Ey bu davaların öz savcısı Erdoğan… Yargının, kurumların arkasına saklanma. Bursa’dan söylüyorum: Çık karşıma mertçe yarış. Bırak benim diplomamı. Bizim milletimiz yarışta kazananı da sever, kaybedeni de sever. Yeter ki mertçe yarışsın. Ama kazanmak için mertlikten ayrılanın, her yolu mübah görenin bu milletin gönlünde yeri olmaz. Güzel bir söz vardır: ‘Kaybedeceksen şerefinle kaybet, ama kazanmak için asla şerefini kaybetme.’ Bu milletimizin bize yüklediği çok değerli bir sözdür. Millete kulak ver.

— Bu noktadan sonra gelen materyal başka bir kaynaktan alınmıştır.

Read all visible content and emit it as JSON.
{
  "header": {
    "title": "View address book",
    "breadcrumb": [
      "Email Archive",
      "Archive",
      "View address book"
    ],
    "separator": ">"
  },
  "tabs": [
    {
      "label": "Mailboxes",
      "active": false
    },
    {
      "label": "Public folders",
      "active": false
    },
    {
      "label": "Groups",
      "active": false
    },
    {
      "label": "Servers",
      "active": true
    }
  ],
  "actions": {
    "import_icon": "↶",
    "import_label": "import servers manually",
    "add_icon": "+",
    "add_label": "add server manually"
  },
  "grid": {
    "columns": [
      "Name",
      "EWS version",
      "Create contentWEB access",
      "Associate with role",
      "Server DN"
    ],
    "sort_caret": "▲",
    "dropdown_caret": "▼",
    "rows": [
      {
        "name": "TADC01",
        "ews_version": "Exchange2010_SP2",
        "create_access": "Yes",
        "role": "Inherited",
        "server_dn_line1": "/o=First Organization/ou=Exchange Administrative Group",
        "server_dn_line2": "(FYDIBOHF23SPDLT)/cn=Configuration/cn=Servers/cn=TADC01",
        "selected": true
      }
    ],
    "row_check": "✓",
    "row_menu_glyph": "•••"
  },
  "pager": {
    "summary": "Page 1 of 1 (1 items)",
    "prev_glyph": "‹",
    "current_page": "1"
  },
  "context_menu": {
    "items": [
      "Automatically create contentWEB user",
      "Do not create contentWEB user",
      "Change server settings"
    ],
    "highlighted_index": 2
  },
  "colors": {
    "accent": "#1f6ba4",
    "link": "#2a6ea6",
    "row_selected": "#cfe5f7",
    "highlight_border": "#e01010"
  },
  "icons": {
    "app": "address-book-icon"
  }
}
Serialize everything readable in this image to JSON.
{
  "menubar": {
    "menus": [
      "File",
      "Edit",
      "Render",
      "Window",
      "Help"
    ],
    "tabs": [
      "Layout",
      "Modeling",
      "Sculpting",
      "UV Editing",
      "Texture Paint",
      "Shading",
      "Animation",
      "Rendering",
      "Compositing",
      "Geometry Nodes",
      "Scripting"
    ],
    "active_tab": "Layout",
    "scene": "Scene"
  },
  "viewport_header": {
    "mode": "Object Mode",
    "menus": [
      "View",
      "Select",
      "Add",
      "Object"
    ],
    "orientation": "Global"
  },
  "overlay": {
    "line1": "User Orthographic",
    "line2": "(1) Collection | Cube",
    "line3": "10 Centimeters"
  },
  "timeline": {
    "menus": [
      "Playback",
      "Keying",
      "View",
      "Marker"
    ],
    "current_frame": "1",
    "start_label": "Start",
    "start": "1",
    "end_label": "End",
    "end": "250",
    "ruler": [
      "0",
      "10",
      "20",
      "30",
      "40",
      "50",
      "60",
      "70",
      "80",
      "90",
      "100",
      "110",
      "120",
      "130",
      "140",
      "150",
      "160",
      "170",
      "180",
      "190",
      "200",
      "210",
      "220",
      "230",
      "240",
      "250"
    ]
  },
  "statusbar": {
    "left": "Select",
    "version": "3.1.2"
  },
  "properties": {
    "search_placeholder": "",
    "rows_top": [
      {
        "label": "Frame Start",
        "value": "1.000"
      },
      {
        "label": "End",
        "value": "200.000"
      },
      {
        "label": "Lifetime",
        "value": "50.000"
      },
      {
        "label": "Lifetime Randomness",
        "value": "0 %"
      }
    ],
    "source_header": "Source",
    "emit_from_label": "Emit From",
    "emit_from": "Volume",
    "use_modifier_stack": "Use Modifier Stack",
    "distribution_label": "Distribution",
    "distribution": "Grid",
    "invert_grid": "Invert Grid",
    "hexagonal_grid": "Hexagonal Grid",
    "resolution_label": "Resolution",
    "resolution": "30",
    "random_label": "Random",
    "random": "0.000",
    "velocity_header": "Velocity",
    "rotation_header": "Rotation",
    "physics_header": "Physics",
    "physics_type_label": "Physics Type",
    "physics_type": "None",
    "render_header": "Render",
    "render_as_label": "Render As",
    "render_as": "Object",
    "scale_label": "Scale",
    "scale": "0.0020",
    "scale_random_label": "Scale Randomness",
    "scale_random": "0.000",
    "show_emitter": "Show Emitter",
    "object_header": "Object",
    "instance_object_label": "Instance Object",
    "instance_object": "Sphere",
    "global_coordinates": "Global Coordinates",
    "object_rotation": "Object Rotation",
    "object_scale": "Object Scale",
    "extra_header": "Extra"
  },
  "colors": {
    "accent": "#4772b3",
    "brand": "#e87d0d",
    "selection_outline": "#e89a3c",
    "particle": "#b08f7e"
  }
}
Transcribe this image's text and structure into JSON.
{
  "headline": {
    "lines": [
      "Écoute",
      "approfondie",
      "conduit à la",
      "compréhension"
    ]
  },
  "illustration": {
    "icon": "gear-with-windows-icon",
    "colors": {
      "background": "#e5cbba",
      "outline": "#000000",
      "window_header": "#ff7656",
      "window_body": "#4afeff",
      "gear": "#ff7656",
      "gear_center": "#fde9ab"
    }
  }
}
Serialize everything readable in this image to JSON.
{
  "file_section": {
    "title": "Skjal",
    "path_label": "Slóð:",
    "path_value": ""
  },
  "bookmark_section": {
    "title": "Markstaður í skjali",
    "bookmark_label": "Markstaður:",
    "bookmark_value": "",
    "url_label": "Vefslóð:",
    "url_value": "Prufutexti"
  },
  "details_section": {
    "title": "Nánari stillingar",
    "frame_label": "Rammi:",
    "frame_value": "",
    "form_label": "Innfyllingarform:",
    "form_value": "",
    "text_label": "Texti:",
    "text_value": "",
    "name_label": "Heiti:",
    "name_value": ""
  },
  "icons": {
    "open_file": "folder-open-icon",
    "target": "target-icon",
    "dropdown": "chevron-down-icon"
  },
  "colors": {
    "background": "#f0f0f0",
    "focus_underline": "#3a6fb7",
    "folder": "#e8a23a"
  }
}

23 Mart’ta çok güçlü bir adım atacağız ve milletimizi, o bir avuç zalimden kurtaracağız. Milletimize söz veriyorum: Yenilecekler… Güler yüzümüze yenilecekler… Temiz kalplerimize yenilecekler… Tevazumuza yenilecekler, hoşgörümüze yenilecekler. 23 Mart’ta, tek bir fire bile vermeden, hep birlikte sandıklara koşacağız. Cumhuriyet Halk Partisi başaracak, Türkiye kazanacak. Her şey çok güzel olacak. Kurtuluş yok tek başına, haydi herkes, 23 Mart’ta sandık başına. Yolumuz açık olsun.”
İmamoğlu'ndan Bursaspor taraftarına: 'Seviyorum'
Konuşmasında Bursaspor'un zor günler geçirdiğini de söyleyen İmamoğlu, "Bursaspor taraftarı alt lige rağmen o stadı dolduruyor ya. Bursaspor'u da taraftarını da seviyorum" dedi.